Facebook muss weitere Rechtsverstöße suchen
Vor diesem Hintergrund entschieden nun die Frankfurter Richter, dass es reicht, einmal auf ein Falschzitat hinzuweisen. Der Diensteanbieter muss dann dem Urteil zufolge Varianten mit kerngleichem Inhalt ohne erneuten Hinweis sperren.
Nachdem Renate Künast konkret darauf hingewiesen habe, dass die ihr zugeschriebene Äußerung ein falsches Zitat ist, müsse sie diesen Hinweis nicht für jeden weiteren Rechtsverstoß unter Angabe der URL wiederholen, erklärte die Vorsitzende der Kammer in der Urteilsbegründung. Heißt: Nicht Künast muss das hundertfach verbreitete, falsche Zitat händig suchen, sondern Facebook.
„Denn für die Beklagte (Anmerkung: gemeint Meta) ist unschwer erkennbar, dass es sich bei Varianten mit kerngleichem Inhalt um Falschzitate handelt.“ Und weiter: „Das deutsche Recht mutet jedem Verpflichteten eines Unterlassungsgebots zu, selbst festzustellen, ob in einer Abwandlung das Charakteristische der konkreten Verletzungsform zum Ausdruck kommt und damit kerngleich ist.“
Meta war es nicht gelungen, die Kammer davon zu überzeugen, dass es technisch und wirtschaftlich nicht zumutbar sei, ohne konkrete Bezeichnung der URL identische und ähnliche Memes zu erkennen.
Einsatz von Menschen zur Überprüfung von Rechtsverletzungen zumutbar
Die Frankfurter Richter hielten es außerdem für zumutbar, dass zur Beurteilung eines abgewandelten Textes in einem Eintrag eine menschliche, nicht automatisierte Entscheidung notwendig wird.

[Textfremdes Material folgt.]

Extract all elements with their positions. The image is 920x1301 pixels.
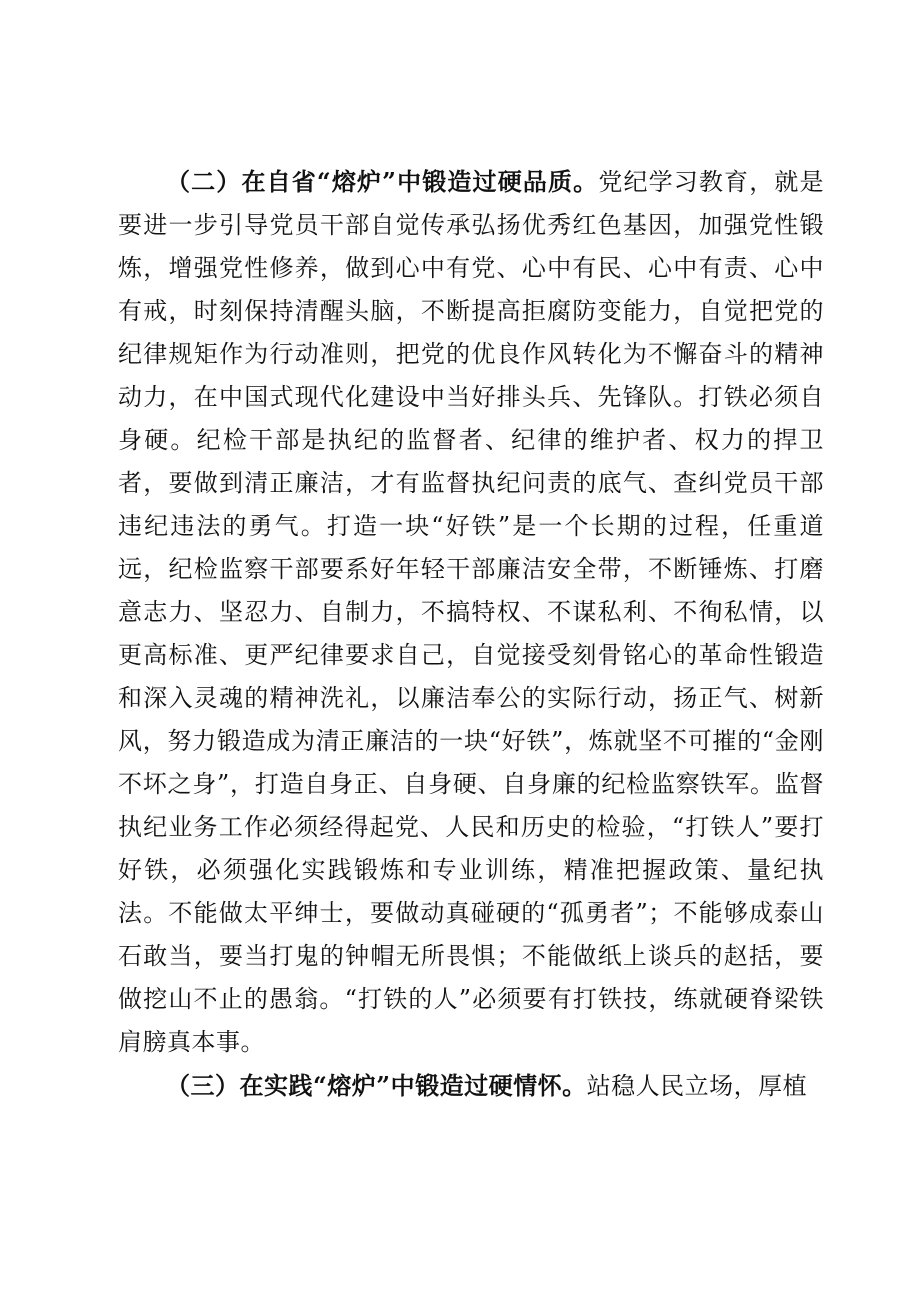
section-heading-2: （二）在自省“熔炉”中锻造过硬品质。 bbox=[166, 167, 599, 196]
section-heading-3: （三）在实践“熔炉”中锻造过硬情怀。 bbox=[166, 1071, 587, 1100]
section-body-2: 党纪学习教育，就是要进一步引导党员干部自觉传承弘扬优秀红色基因，加强党性锻炼，增强党性修养，做到心中有党、心中有民、心中有责、心中有戒，时刻保持清醒头脑，不断提高拒腐防变能力，自觉把党的纪律规矩作为行动准则，把党的优良作风转化为不懈奋斗的精神动力，在中国式现代化建设中当好排头兵、先锋队。打铁必须自身硬。纪检干部是执纪的监督者、纪律的维护者、权力的捍卫者，要做到清正廉洁，才有监督执纪问责的底气、查纠党员干部违纪违法的勇气。打造一块“好铁”是一个长期的过程，任重道远，纪检监察干部要系好年轻干部廉洁安全带，不断锤炼、打磨意志力、坚忍力、自制力，不搞特权、不谋私利、不徇私情，以更高标准、更严纪律要求自己，自觉接受刻骨铭心的革命性锻造和深入灵魂的精神洗礼，以廉洁奉公的实际行动，扬正气、树新风，努力锻造成为清正廉洁的一块“好铁”，炼就坚不可摧的“金刚不坏之身”，打造自身正、自身硬、自身廉的纪检监察铁军。监督执纪业务工作必须经得起党、人民和历史的检验，“打铁人”要打好铁，必须强化实践锻炼和专业训练，精准把握政策、量纪执法。不能做太平绅士，要做动真碰硬的“孤勇者”；不能够成泰山石敢当，要当打鬼的钟帽无所畏惧；不能做纸上谈兵的赵括，要做挖山不止的愚翁。“打铁的人”必须要有打铁技，练就硬脊梁铁肩膀真本事。 bbox=[118, 168, 825, 1056]
paragraph-section-3 bbox=[118, 1064, 824, 1108]
paragraph-section-2 bbox=[118, 160, 824, 1064]
document-body bbox=[118, 160, 824, 1108]
section-body-3: 站稳人民立场，厚植 bbox=[586, 1072, 808, 1100]
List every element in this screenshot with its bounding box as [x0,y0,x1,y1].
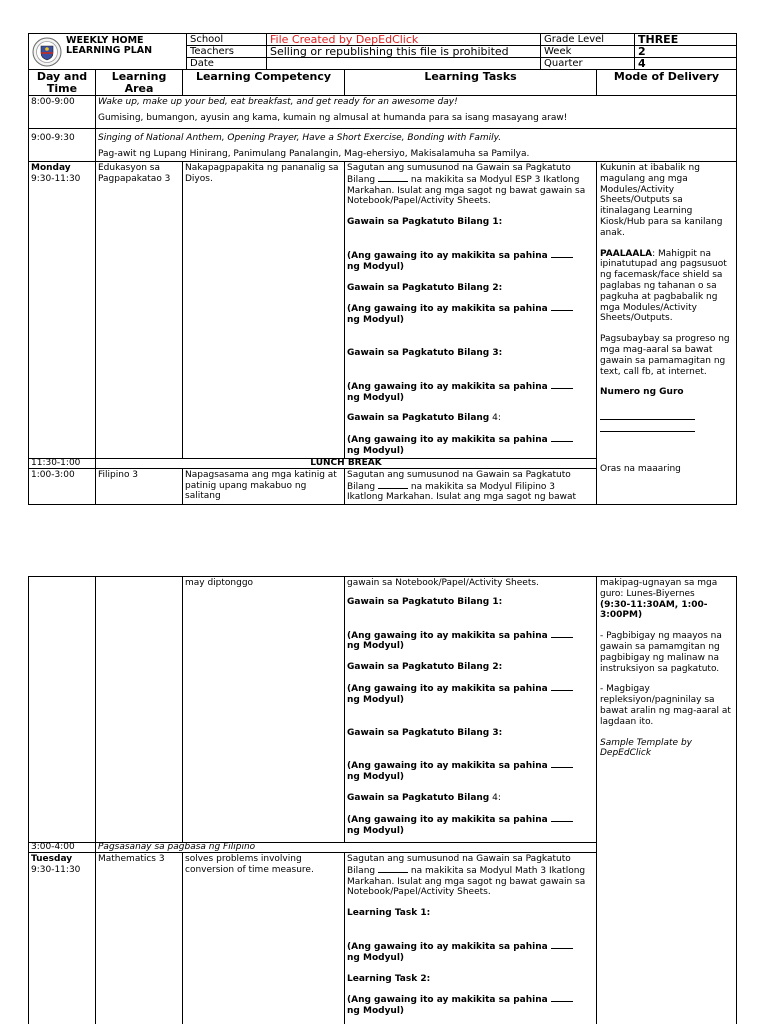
teachers-label: Teachers [187,46,267,58]
filipino-time: 1:00-3:00 [29,468,96,504]
quarter-value: 4 [635,58,737,70]
filipino-competency-p1: Napagsasama ang mga katinig at patinig upang makabuo ng salitang [183,468,345,504]
filipino-page-3: (Ang gawaing ito ay makikita sa pahina ng Modyul) [347,760,594,783]
monday-gawain-1: Gawain sa Pagkatuto Bilang 1: [347,217,503,228]
row2-activity [96,129,737,162]
filipino-intro-p2: gawain sa Notebook/Papel/Activity Sheets. [347,578,539,588]
week-value: 2 [635,46,737,58]
monday-gawain-4: Gawain sa Pagkatuto Bilang 4: [347,413,501,424]
tuesday-task-1: Learning Task 1: [347,908,431,919]
tuesday-tasks [345,853,597,1024]
p2-mode-hours: (9:30-11:30AM, 1:00-3:00PM) [600,599,708,621]
plan-table-p2 [28,576,737,1024]
row2-line1: Singing of National Anthem, Opening Prayer, Have a Short Exercise, Bonding with Family. [98,133,502,144]
p2-sample-template: Sample Template by DepEdClick [600,737,692,759]
monday-tasks [345,162,597,459]
row1-line1: Wake up, make up your bed, eat breakfast, and get ready for an awesome day! [98,97,458,108]
row2-line2: Pag-awit ng Lupang Hinirang, Panimulang Panalangin, Mag-ehersiyo, Makisalamuha sa Pamilya. [98,148,530,159]
monday-page-2: (Ang gawaing ito ay makikita sa pahina ng Modyul) [347,303,594,326]
row1-activity [96,96,737,129]
filipino-gawain-4: Gawain sa Pagkatuto Bilang 4: [347,792,501,803]
col-learning-area: Learning Area [96,70,183,96]
school-label: School [187,34,267,46]
deped-seal-icon [32,37,62,67]
teachers-value: Selling or republishing this file is prohibited [267,46,541,58]
mode-text-1: Kukunin at ibabalik ng magulang ang mga Modules/Activity Sheets/Outputs sa itinalagang Learning Kiosk/Hub para sa kanilang anak. [600,163,723,238]
grade-label: Grade Level [541,34,635,46]
filipino-gawain-3: Gawain sa Pagkatuto Bilang 3: [347,727,503,738]
p2-mode-text-2: - Pagbibigay ng maayos na gawain sa pamamgitan ng pagbibigay ng malinaw na instruksiyon sa pagkatuto. [600,631,722,674]
monday-mode-of-delivery [597,162,737,505]
filipino-page-2: (Ang gawaing ito ay makikita sa pahina ng Modyul) [347,683,594,706]
filipino-area: Filipino 3 [96,468,183,504]
monday-day: Monday [31,163,71,174]
monday-intro: Sagutan ang sumusunod na Gawain sa Pagkatuto Bilang na makikita sa Modyul ESP 3 Ikatlong Markahan. Isulat ang mga sagot ng bawat gawain sa Notebook/Papel/Activity Sheets. [347,163,586,207]
p2-mode-of-delivery [597,577,737,1024]
filipino-gawain-1: Gawain sa Pagkatuto Bilang 1: [347,596,503,607]
col-mode-of-delivery: Mode of Delivery [597,70,737,96]
mode-teacher-number: Numero ng Guro [600,387,684,398]
tuesday-task-2: Learning Task 2: [347,973,431,984]
monday-competency: Nakapagpapakita ng pananalig sa Diyos. [183,162,345,459]
teacher-number-blank-2 [600,420,695,432]
filipino-gawain-2: Gawain sa Pagkatuto Bilang 2: [347,662,503,673]
filipino-tasks-p2 [345,577,597,843]
monday-page-3: (Ang gawaing ito ay makikita sa pahina ng Modyul) [347,381,594,404]
row1-line2: Gumising, bumangon, ayusin ang kama, kumain ng almusal at humanda para sa isang masayang araw! [98,112,568,123]
tuesday-page-1: (Ang gawaing ito ay makikita sa pahina ng Modyul) [347,941,594,964]
reading-time: 3:00-4:00 [29,843,96,853]
lunch-time: 11:30-1:00 [29,458,96,468]
plan-title-line1: WEEKLY HOME [66,35,144,46]
tuesday-cell [29,853,96,1024]
header-table [28,33,737,70]
mode-text-2: PAALAALA: Mahigpit na ipinatutupad ang pagsusuot ng facemask/face shield sa paglabas ng tahanan o sa pagkuha at pagbabalik ng mga Modules/Activity Sheets/Outputs. [600,248,727,324]
quarter-label: Quarter [541,58,635,70]
filipino-competency-p2: may diptonggo [183,577,345,843]
tuesday-page-2: (Ang gawaing ito ay makikita sa pahina ng Modyul) [347,994,594,1017]
filipino-area-cont [96,577,183,843]
mode-oras: Oras na maaaring [600,464,681,475]
page-2 [28,576,736,1024]
filipino-time-cont [29,577,96,843]
col-learning-competency: Learning Competency [183,70,345,96]
p2-mode-text-1: makipag-ugnayan sa mga guro: Lunes-Biyernes [600,578,718,599]
filipino-page-1: (Ang gawaing ito ay makikita sa pahina ng Modyul) [347,630,594,653]
mode-text-3: Pagsubaybay sa progreso ng mga mag-aaral sa bawat gawain sa pamamagitan ng text, call fb, at internet. [600,334,730,377]
tuesday-day: Tuesday [31,854,73,864]
teacher-number-blank-1 [600,408,695,420]
date-label: Date [187,58,267,70]
lunch-label: LUNCH BREAK [96,458,597,468]
monday-gawain-2: Gawain sa Pagkatuto Bilang 2: [347,282,503,293]
monday-gawain-3: Gawain sa Pagkatuto Bilang 3: [347,348,503,359]
reading-label: Pagsasanay sa pagbasa ng Filipino [96,843,597,853]
col-day-time: Day and Time [29,70,96,96]
p2-mode-text-3: - Magbigay repleksiyon/pagninilay sa bawat aralin ng mag-aaral at lagdaan ito. [600,684,731,727]
monday-area: Edukasyon sa Pagpapakatao 3 [96,162,183,459]
monday-page-4: (Ang gawaing ito ay makikita sa pahina ng Modyul) [347,434,594,457]
grade-value: THREE [635,34,737,46]
filipino-intro-p1: Sagutan ang sumusunod na Gawain sa Pagkatuto Bilang na makikita sa Modyul Filipino 3 Ikatlong Markahan. Isulat ang mga sagot ng bawat [345,468,597,504]
row1-time: 8:00-9:00 [29,96,96,129]
row2-time: 9:00-9:30 [29,129,96,162]
page-1 [28,33,736,505]
date-value [267,58,541,70]
tuesday-competency: solves problems involving conversion of time measure. [183,853,345,1024]
plan-title-line2: LEARNING PLAN [66,45,153,56]
monday-cell [29,162,96,459]
tuesday-time: 9:30-11:30 [31,864,81,875]
plan-title-cell [29,34,187,70]
col-learning-tasks: Learning Tasks [345,70,597,96]
tuesday-area: Mathematics 3 [96,853,183,1024]
plan-table-p1 [28,69,737,505]
monday-time: 9:30-11:30 [31,173,81,184]
school-value: File Created by DepEdClick [267,34,541,46]
monday-page-1: (Ang gawaing ito ay makikita sa pahina ng Modyul) [347,250,594,273]
tuesday-intro: Sagutan ang sumusunod na Gawain sa Pagkatuto Bilang na makikita sa Modyul Math 3 Ikatlong Markahan. Isulat ang mga sagot ng bawat gawain sa Notebook/Papel/Activity Sheets. [347,854,586,898]
week-label: Week [541,46,635,58]
filipino-page-4: (Ang gawaing ito ay makikita sa pahina ng Modyul) [347,814,594,837]
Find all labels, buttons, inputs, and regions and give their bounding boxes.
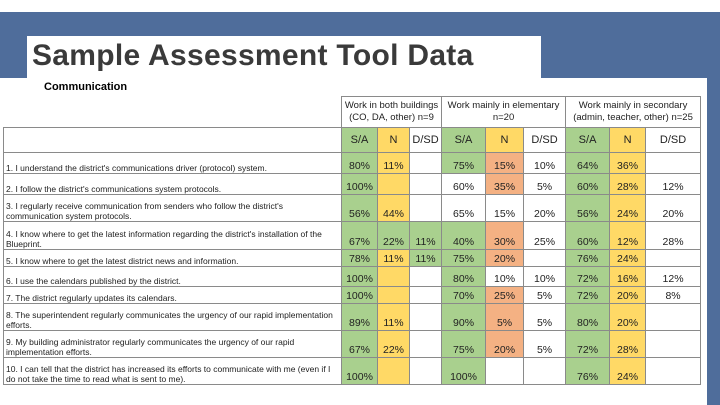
- value-cell: [410, 267, 442, 287]
- header-blank: [4, 97, 342, 128]
- value-cell: [410, 153, 442, 174]
- value-cell: 24%: [610, 195, 646, 222]
- value-cell: 8%: [646, 287, 701, 304]
- value-cell: [410, 195, 442, 222]
- value-cell: 12%: [646, 174, 701, 195]
- value-cell: 78%: [342, 250, 378, 267]
- value-cell: 15%: [486, 153, 524, 174]
- value-cell: 75%: [442, 331, 486, 358]
- question-cell: 5. I know where to get the latest district news and information.: [4, 250, 342, 267]
- value-cell: [378, 267, 410, 287]
- value-cell: [410, 174, 442, 195]
- value-cell: 25%: [524, 222, 566, 250]
- value-cell: 5%: [524, 287, 566, 304]
- value-cell: 36%: [610, 153, 646, 174]
- question-cell: 10. I can tell that the district has increased its efforts to communicate with me (even if I do not take the time to read what is sent to me).: [4, 358, 342, 385]
- value-cell: 64%: [566, 153, 610, 174]
- question-cell: 4. I know where to get the latest information regarding the district's installation of the Blueprint.: [4, 222, 342, 250]
- value-cell: 90%: [442, 304, 486, 331]
- value-cell: 100%: [442, 358, 486, 385]
- value-cell: [646, 153, 701, 174]
- subheader-sa: S/A: [566, 128, 610, 153]
- value-cell: 11%: [410, 222, 442, 250]
- value-cell: [524, 358, 566, 385]
- value-cell: [524, 250, 566, 267]
- value-cell: 16%: [610, 267, 646, 287]
- value-cell: 72%: [566, 287, 610, 304]
- value-cell: 75%: [442, 250, 486, 267]
- value-cell: 100%: [342, 174, 378, 195]
- question-cell: 9. My building administrator regularly communicates the urgency of our rapid implementation efforts.: [4, 331, 342, 358]
- value-cell: [410, 331, 442, 358]
- value-cell: 20%: [646, 195, 701, 222]
- value-cell: 5%: [524, 174, 566, 195]
- slide-title: Sample Assessment Tool Data: [32, 39, 474, 72]
- question-cell: 7. The district regularly updates its calendars.: [4, 287, 342, 304]
- value-cell: 25%: [486, 287, 524, 304]
- value-cell: 24%: [610, 250, 646, 267]
- value-cell: [646, 304, 701, 331]
- value-cell: [378, 358, 410, 385]
- value-cell: 80%: [342, 153, 378, 174]
- value-cell: 15%: [486, 195, 524, 222]
- question-cell: 2. I follow the district's communications system protocols.: [4, 174, 342, 195]
- value-cell: 75%: [442, 153, 486, 174]
- value-cell: [378, 174, 410, 195]
- value-cell: 60%: [442, 174, 486, 195]
- value-cell: 20%: [486, 250, 524, 267]
- value-cell: 40%: [442, 222, 486, 250]
- value-cell: 28%: [610, 174, 646, 195]
- question-cell: 1. I understand the district's communications driver (protocol) system.: [4, 153, 342, 174]
- value-cell: 67%: [342, 331, 378, 358]
- value-cell: [410, 358, 442, 385]
- value-cell: 100%: [342, 267, 378, 287]
- value-cell: 70%: [442, 287, 486, 304]
- value-cell: 22%: [378, 331, 410, 358]
- value-cell: 80%: [566, 304, 610, 331]
- value-cell: [410, 304, 442, 331]
- value-cell: 5%: [524, 331, 566, 358]
- subheader-n: N: [610, 128, 646, 153]
- subheader-sa: S/A: [442, 128, 486, 153]
- value-cell: [646, 358, 701, 385]
- value-cell: 22%: [378, 222, 410, 250]
- group-header-both: Work in both buildings (CO, DA, other) n=9: [342, 97, 442, 128]
- question-cell: 3. I regularly receive communication from senders who follow the district's communication system protocols.: [4, 195, 342, 222]
- value-cell: 28%: [610, 331, 646, 358]
- value-cell: 72%: [566, 267, 610, 287]
- value-cell: 67%: [342, 222, 378, 250]
- value-cell: 30%: [486, 222, 524, 250]
- value-cell: 5%: [524, 304, 566, 331]
- group-header-elementary: Work mainly in elementary n=20: [442, 97, 566, 128]
- value-cell: 11%: [378, 250, 410, 267]
- value-cell: 60%: [566, 174, 610, 195]
- value-cell: 11%: [410, 250, 442, 267]
- value-cell: 56%: [342, 195, 378, 222]
- value-cell: [410, 287, 442, 304]
- group-header-secondary: Work mainly in secondary (admin, teacher, other) n=25: [566, 97, 701, 128]
- value-cell: 10%: [524, 267, 566, 287]
- question-cell: 8. The superintendent regularly communicates the urgency of our rapid implementation efforts.: [4, 304, 342, 331]
- value-cell: 100%: [342, 358, 378, 385]
- value-cell: [646, 331, 701, 358]
- subheader-dsd: D/SD: [410, 128, 442, 153]
- assessment-table: [3, 96, 701, 385]
- value-cell: 35%: [486, 174, 524, 195]
- value-cell: 60%: [566, 222, 610, 250]
- value-cell: [486, 358, 524, 385]
- value-cell: 11%: [378, 304, 410, 331]
- subheader-n: N: [486, 128, 524, 153]
- value-cell: 28%: [646, 222, 701, 250]
- value-cell: 20%: [610, 287, 646, 304]
- value-cell: 72%: [566, 331, 610, 358]
- value-cell: 20%: [486, 331, 524, 358]
- value-cell: 20%: [610, 304, 646, 331]
- value-cell: 11%: [378, 153, 410, 174]
- subheader-blank: [4, 128, 342, 153]
- value-cell: 89%: [342, 304, 378, 331]
- value-cell: 12%: [610, 222, 646, 250]
- question-cell: 6. I use the calendars published by the district.: [4, 267, 342, 287]
- value-cell: 5%: [486, 304, 524, 331]
- value-cell: 10%: [486, 267, 524, 287]
- right-frame-bar: [707, 78, 720, 405]
- subheader-dsd: D/SD: [646, 128, 701, 153]
- value-cell: 10%: [524, 153, 566, 174]
- section-label: Communication: [44, 81, 128, 93]
- subheader-n: N: [378, 128, 410, 153]
- value-cell: 100%: [342, 287, 378, 304]
- value-cell: 24%: [610, 358, 646, 385]
- subheader-dsd: D/SD: [524, 128, 566, 153]
- subheader-sa: S/A: [342, 128, 378, 153]
- value-cell: 56%: [566, 195, 610, 222]
- value-cell: 20%: [524, 195, 566, 222]
- value-cell: 65%: [442, 195, 486, 222]
- value-cell: 12%: [646, 267, 701, 287]
- value-cell: 76%: [566, 358, 610, 385]
- value-cell: 44%: [378, 195, 410, 222]
- value-cell: [646, 250, 701, 267]
- value-cell: 76%: [566, 250, 610, 267]
- value-cell: 80%: [442, 267, 486, 287]
- value-cell: [378, 287, 410, 304]
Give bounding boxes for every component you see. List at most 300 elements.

Gerade dieser Zusatz dürfte Meta am wenigsten gefallen, einem Unternehmen, dass wo nur irgend möglich auf Algorithmen statt Mitarbeiter setzt.
Dass die Kammer ganz auf Seiten der Politikerin stand, machte sie spätestens mit dieser Aussage deutlich: „Die Glaubwürdigkeit ist das Kapital eines jeden Menschen, besonders einer Politikerin. Diese Glaubwürdigkeit wird durch das Zuschreiben von Falschzitaten beschädigt. Dies ist ehrenrührig und beeinträchtigt das Persönlichkeitsrecht der Falschzitierten. Falschzitate verzerren auch den Meinungskampf und sie schaden der Allgemeinheit.“
Das Urteil ist noch nicht rechtskräftig.